2.10 L'auteur a adressé des notifications certifiées au Ministre de l'intérieur
et au Président de la République, les 8 et 12 août 1996, respectivement,
pour les informer que la décision judiciaire n'avait pas été exécutée. Par
un communiqué du 9 avril 1996, la troisième juridiction civile de Trujillo
a demandé au secrétaire de cabinet du Président où en était la procédure
concernant la demande de confirmation de la décision suprême qui avait été
adressée le 15 février 1996 par le Ministre de l'intérieur au Président
de la République. Le 25 juin 1997, elle a demandé de nouveau au Président
de la République de signer la décision, sans résultat.
Teneur de la plainte
3.1 L'auteur affirme que les faits tels qu'il les a exposés constituent
une violation des paragraphes 1 et 2 de l'article 14 du Pacte car le droit
à la présomption d'innocence comme les droits de la défense ont été violés
puisqu'il a été sanctionné et destitué sans avoir été traduit devant un
tribunal compétent et que la procédure administrative a été entachée d'irrégularités.
3.2 L'auteur affirme aussi qu'il y a eu violation de l'article 17 du Pacte
parce que les accusations dont il a fait l'objet ont porté atteinte à sa
réputation, son honneur et son image dans l'exercice de sa fonction de policier,
en particulier après la conférence de presse, qui a compromis ses chances
futures d'avancement au grade de colonel.
Observations de l'État partie
4.1 L'État partie a fait part de ses observations concernant la recevabilité
le 22 mars 2000 et concernant le fond le 27 juillet 2000.
4.2 L'État partie conteste la recevabilité de la communication et affirme
que, afin d'exécuter le jugement prononçant l'inapplicabilité de la décision
de démettre l'auteur de ses fonctions, le Ministère de l'intérieur avait
pris les mesures voulues pour régler l'affaire et, en vertu de la décision
suprême du 21 août 1997, avait ordonné sa réintégration dans le service
actif en tant que commandant de la police nationale. Par conséquent, d'après
l'État partie, il n'y a pas de victime puisque l'affaire a été réglée.
4.3 De plus, l'État partie considère que la communication constitue un
abus du droit de plainte car elle a été soumise un mois après le prononcé
de la décision suprême réintégrant l'auteur dans ses fonctions.
4.4 En ce qui concerne le fond, l'État partie se contente de reprendre
les arguments avancés pour contester la recevabilité et demande au Comité
de déclarer la communication irrecevable.
Commentaires de l'auteur
5.1 L'auteur a fait part de ses commentaires sur les observations de l'État
partie concernant la recevabilité le 2 décembre 2000 et sur les observations
concernant le fond le 23 janvier et le 15 août 2001.

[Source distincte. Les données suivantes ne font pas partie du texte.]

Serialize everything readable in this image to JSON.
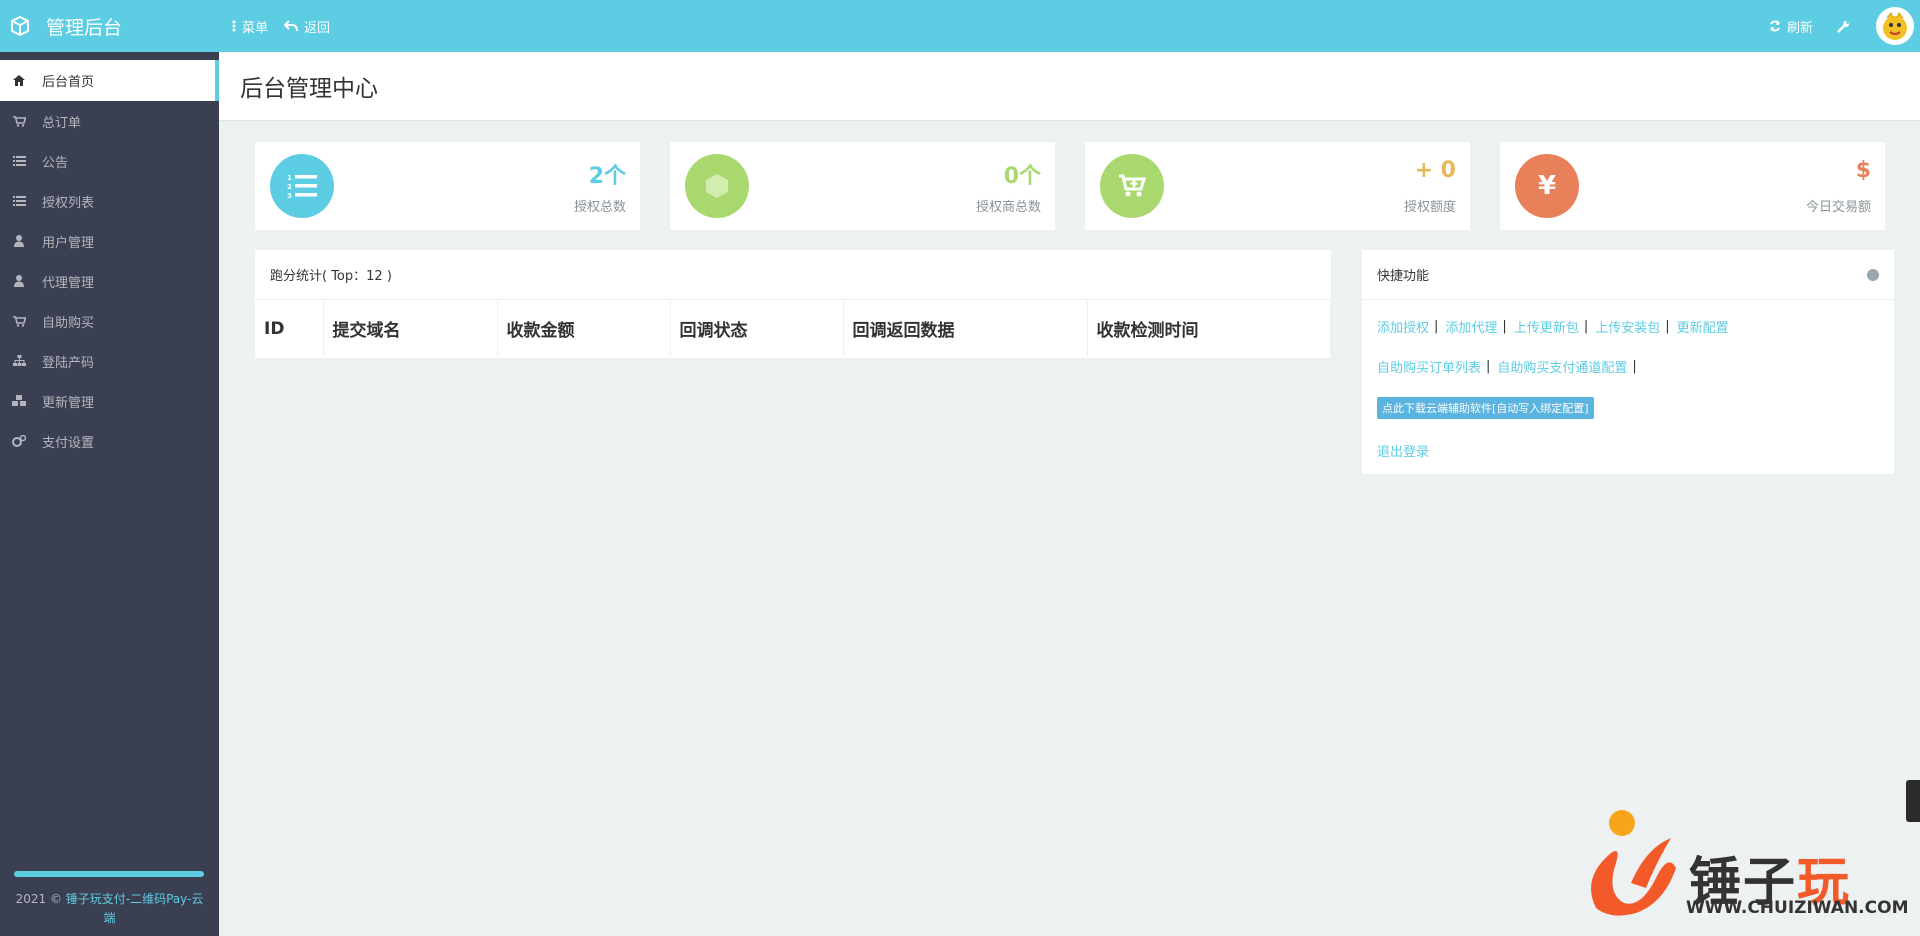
{
  "header": {
    "brand": "管理后台",
    "menu_label": "菜单",
    "back_label": "返回",
    "refresh_label": "刷新"
  },
  "sidebar": {
    "items": [
      {
        "label": "后台首页",
        "icon": "home-icon"
      },
      {
        "label": "总订单",
        "icon": "cart-icon"
      },
      {
        "label": "公告",
        "icon": "list-icon"
      },
      {
        "label": "授权列表",
        "icon": "list-icon"
      },
      {
        "label": "用户管理",
        "icon": "user-icon"
      },
      {
        "label": "代理管理",
        "icon": "user-icon"
      },
      {
        "label": "自助购买",
        "icon": "cart-icon"
      },
      {
        "label": "登陆产码",
        "icon": "sitemap-icon"
      },
      {
        "label": "更新管理",
        "icon": "cubes-icon"
      },
      {
        "label": "支付设置",
        "icon": "cogs-icon"
      }
    ],
    "footer_prefix": "2021 ©",
    "footer_link": "锤子玩支付-二维码Pay-云端"
  },
  "page": {
    "title": "后台管理中心"
  },
  "stats": [
    {
      "value": "2个",
      "label": "授权总数",
      "color": "#5dcde3",
      "icon": "ordered-list-icon"
    },
    {
      "value": "0个",
      "label": "授权商总数",
      "color": "#a9d86e",
      "icon": "hexagon-icon"
    },
    {
      "value": "+ 0",
      "label": "授权额度",
      "color": "#a9d86e",
      "num_color": "#e8b95a",
      "icon": "cart-plus-icon"
    },
    {
      "value": "$",
      "label": "今日交易额",
      "color": "#e8815a",
      "icon": "yen-icon",
      "icon_text": "¥"
    }
  ],
  "stats_panel": {
    "title": "跑分统计( Top：12 )",
    "columns": [
      "ID",
      "提交域名",
      "收款金额",
      "回调状态",
      "回调返回数据",
      "收款检测时间"
    ]
  },
  "quick": {
    "title": "快捷功能",
    "row1": [
      "添加授权",
      "添加代理",
      "上传更新包",
      "上传安装包",
      "更新配置"
    ],
    "row2": [
      "自助购买订单列表",
      "自助购买支付通道配置"
    ],
    "download_label": "点此下载云端辅助软件[自动写入绑定配置]",
    "logout_label": "退出登录"
  },
  "watermark": {
    "text_a": "锤子",
    "text_b": "玩",
    "url": "WWW.CHUIZIWAN.COM"
  }
}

5.2 L'auteur répond aux arguments avancés par l'État partie pour contester
la recevabilité en expliquant que le 15 février 1996, il a engagé une action
constitutionnelle en exécution devant la troisième juridiction civile de
Trujillo, qui a rendu une décision totalement en sa faveur. La décision
a été ultérieurement renvoyée au Tribunal constitutionnel. Le 2 février
1998, le Procureur du Ministère de l'intérieur a remis au Tribunal constitutionnel
la décision suprême datée du 21 août 1997 par laquelle l'auteur était réintégré
dans ses fonctions. Toutefois, le Procureur a omis de mentionner une décision
ultérieure datée du 27 août 1997, par laquelle l'auteur était arbitrairement
mis à la retraite pour renouvellement des cadres. Ainsi, d'après l'auteur,
tout cela a été un simulacre puisqu'au 2 décembre 2000 (3) il n'avait
toujours pas été réintégré dans le service actif, alors qu'il avait été
radié le 16 octobre 1991.
5.3 Pour ce qui est du fond, l'auteur répond aux observations de l'État
partie et affirme que les décisions suprêmes de mise à la retraite pour
renouvellement des cadres prises par le gouvernement d'Alberto Fujimori
ne respectaient pas les garanties de procédure car elles n'étaient jamais
motivées. Il affirme que la décision du 27 août 1997 n'était pas régulière
parce qu'aucun motif n'était indiqué et que par conséquent la mise à la
retraite était arbitraire.
Délibérations du Comité
6.1 Avant d'examiner une plainte soumise dans une communication, le Comité
des droits de l'homme doit, conformément à l'article 87 de son règlement
intérieur, déterminer si cette communication est recevable en vertu du Protocole
facultatif se rapportant au Pacte.
6.2 Le Comité s'est assuré, comme il est tenu de le faire en vertu de l'alinéa
a du paragraphe 2 de l'article 5 du Protocole facultatif, que la
même question n'avait pas été soumise à une autre instance internationale
d'enquête ou de règlement.
6.3 Le Comité note que l'État partie conteste la recevabilité de la communication
au motif que par la décision suprême du 21 août 1997 la réintégration dans
le service actif a été ordonnée, ce qui fait que l'affaire a été réglée.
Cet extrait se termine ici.